Poke at the Plumbing
If you used RV antifreeze to keep your pipes from freezing, time to clear it out. Hook up your fresh water hose to “city water” and run all taps (including the shower) until all the “pink” is gone.
If you’re concerned about your fresh water tank’s freshness, pump it full, adding a 1?4-cup of household bleach for each 15 gal- lons of capacity (not as the last thought, but perhaps in the middle of the process so the bleach mixes well). Turn off the city water, turn on the pump, and run more water until you smell bleach at all taps. Wait a couple of hours; drain the tank. Refill the tank with fresh water, then run the taps until you smell bleach no more. While you’re at this, check all plumbing connections for leaks.

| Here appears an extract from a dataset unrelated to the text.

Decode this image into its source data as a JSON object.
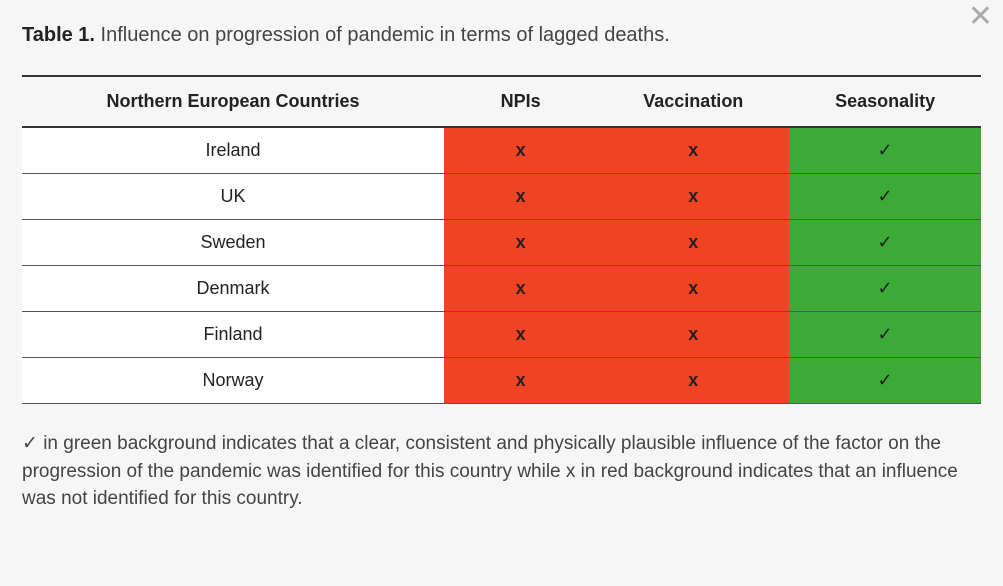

Did you set the bypass on the water heater? Change it back, close the drain plug, and fill it with fresh water, too.
Scrutinize the Safeties
Install fresh batteries in all safety alarms—smoke detectors, carbon monoxide detector, and (if equipped with batteries) LP leak detectors. Use the test button to check all of them out. Since carbon monoxide detectors are “perishable,” look at the expiration date and REPLACE it if required.
Check to make sure you can unlatch and open emergency exit windows.
Check all fire extinguishers. If you have the dry powder type, take them off their brackets, turn them upside down, and give them several good thumps on the bottom with something like a screwdriver handle. You should be able to hear the powder move around inside the unit as you turn it over. If not, have it serviced or replaced.
Get on with the Gas
Top off the LP tanks, and open the tank (or cylinder) valves as needed. Use soapy water solution (or an electronic equivalent) to check for leaks throughout the system. Please don’t do what my friend John does—the old check each connection with a lit match. Some day I’ll be attending his memorial over this approach.
No leaks found? NOW you can safely light the stove burners and oven to test operation. Follow up by testing any other gas users, including the furnace, water heater and refrigerator. The flame on the stove should be blue, with only a slight yellow tipping, and burn steady.
Monkey with the Miscellaneous
It’s also a good time to handle other minor items that can become irritating if they don’t work right on the road. Crank open and close the windows and roof vents. Give a shot of the appropriate lubricant to cabinet and door hinges, and door hardware. How’s the system’s monitoring panel working? Does the TV antenna raise and lower correctly—without an annoying hitch or jam?
It’s also a good time to check for weather-tightness. Open all the cabinets and inspect for any signs of inappropriate moisture. This means upper ones that could show a roof leak, and lower ones that could show signs of seal leakage. Check around windows, too.
Roll the slides in and out—do they bind, or operate smoothly? How about the steps?
Challenge the Chassis
Got lots of gumption? Does the rig need an overall wash and wax? Pull out the ladder and do a thorough roof inspection. Make sure the seams are all sealed and no caulk is cracking or loosening.
Roll out the awning—is the hardware working smoothly? Is the awning clean and in good repair?
Check the tires: This includes proper inflation, a good eyeballing for any sign of damage or cracking, and a look at the date codes. If the tires are older than seven years, many tire professionals recommend that dreadful word—replacement. Good time to drag out the torque wrench and verify lug nut security.
Working on a motorhome? Check all engine liquid levels before firing the engine. Take a look at the air cleaner. With the engine running, how are the automatic levelers working?
With your bases covered, and any required repair work accomplished, you’re ready to roll—just as soon as the snow plows come through or the salmon stop swimming across the road!